The 5th U.S. Circuit Court of Appeals turned Manning down in July. The court said Manning filed his post-conviction claim too late to be heard in state courts.
The office of Attorney General Jim Hood will ask to have an execution date set if the U.S. Supreme Court denies the request, said Hood spokeswoman Jan Schaefer.
The 5th Circuit said the judgment against Manning became final on April 5, 1999, when the U.S. Supreme Court declined to hear his appeal.
In a post-conviction petition, an inmate argues he has found new evidence — or a possible constitutional issue — that could persuade a court to order a new trial.
The 5th Circuit said that under state law, Manning had until April 5, 2000, to file such a claim. Court records show Manning did not file anything with the Mississippi Supreme Court until Oct. 8, 2001.
Manning, now 44, received two death sentences for the 1992 slayings of two Mississippi State University students, Jon Steckler and Tiffany Miller.
On Dec. 11, 1992, the bodies of Miller and Steckler were discovered in rural Oktibbeha County. Both students had been shot to death, and Miller's car was missing. The vehicle was found the next morning.
Prosecutors said Manning was arrested after he attempted to sell certain items belonging to the victims.
His conviction was upheld by the Mississippi Supreme Court, which also denied Manning's post-conviction petition.

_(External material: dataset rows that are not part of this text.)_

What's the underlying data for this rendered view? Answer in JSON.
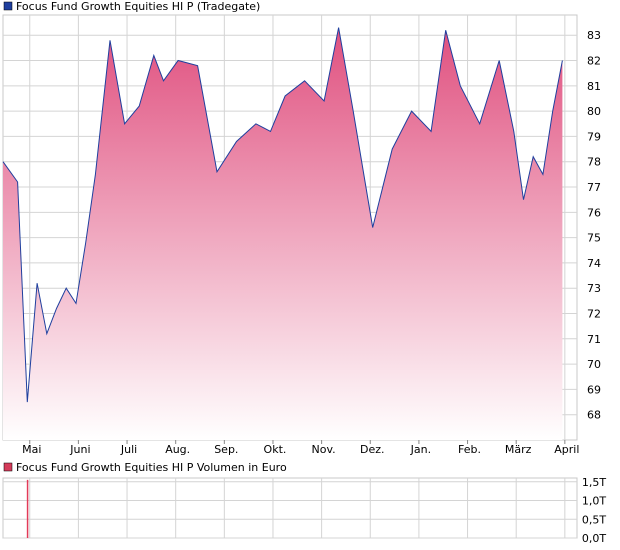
{
  "colors": {
    "line": "#1f3f9e",
    "fill_top": "#e0507f",
    "fill_bottom": "#ffffff",
    "grid": "#d4d4d4",
    "frame": "#c8c8c8",
    "legend_swatch_price": "#1f3f9e",
    "legend_swatch_volume": "#d43b5a",
    "volume_bar": "#e23a58",
    "text": "#000000"
  },
  "chart_data": [
    {
      "type": "area",
      "title": "Focus Fund Growth Equities HI P (Tradegate)",
      "xlabel": "",
      "ylabel": "",
      "x_tick_labels": [
        "Mai",
        "Juni",
        "Juli",
        "Aug.",
        "Sep.",
        "Okt.",
        "Nov.",
        "Dez.",
        "Jan.",
        "Feb.",
        "März",
        "April"
      ],
      "y_tick_labels": [
        "68",
        "69",
        "70",
        "71",
        "72",
        "73",
        "74",
        "75",
        "76",
        "77",
        "78",
        "79",
        "80",
        "81",
        "82",
        "83"
      ],
      "ylim": [
        67.0,
        83.8
      ],
      "grid": true,
      "legend_position": "top-left",
      "x": [
        0,
        0.3,
        0.5,
        0.7,
        0.9,
        1.1,
        1.3,
        1.5,
        1.7,
        1.9,
        2.2,
        2.5,
        2.8,
        3.1,
        3.3,
        3.6,
        4.0,
        4.4,
        4.8,
        5.2,
        5.5,
        5.8,
        6.2,
        6.6,
        6.9,
        7.2,
        7.6,
        8.0,
        8.4,
        8.8,
        9.1,
        9.4,
        9.8,
        10.2,
        10.5,
        10.7,
        10.9,
        11.1,
        11.3,
        11.5
      ],
      "values": [
        78.0,
        77.2,
        68.5,
        73.2,
        71.2,
        72.2,
        73.0,
        72.4,
        74.8,
        77.5,
        82.8,
        79.5,
        80.2,
        82.2,
        81.2,
        82.0,
        81.8,
        77.6,
        78.8,
        79.5,
        79.2,
        80.6,
        81.2,
        80.4,
        83.3,
        80.0,
        75.4,
        78.5,
        80.0,
        79.2,
        83.2,
        81.0,
        79.5,
        82.0,
        79.2,
        76.5,
        78.2,
        77.5,
        80.0,
        82.0
      ]
    },
    {
      "type": "bar",
      "title": "Focus Fund Growth Equities HI P Volumen in Euro",
      "xlabel": "",
      "ylabel": "",
      "y_tick_labels": [
        "0,0T",
        "0,5T",
        "1,0T",
        "1,5T"
      ],
      "ylim": [
        0,
        1.6
      ],
      "grid": true,
      "legend_position": "top-left",
      "x": [
        0.5
      ],
      "values": [
        1.55
      ]
    }
  ]
}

In 2005, Manning filed a petition in U.S. District Court asking that the state court be ordered to hear his post-conviction claims. The judge found Manning did not file the post-conviction petition by the deadline set by law, but said the inmate could appeal the issues of ineffective counsel and the jury to the 5th Circuit.
However, the 5th Circuit panel declined to address those issues.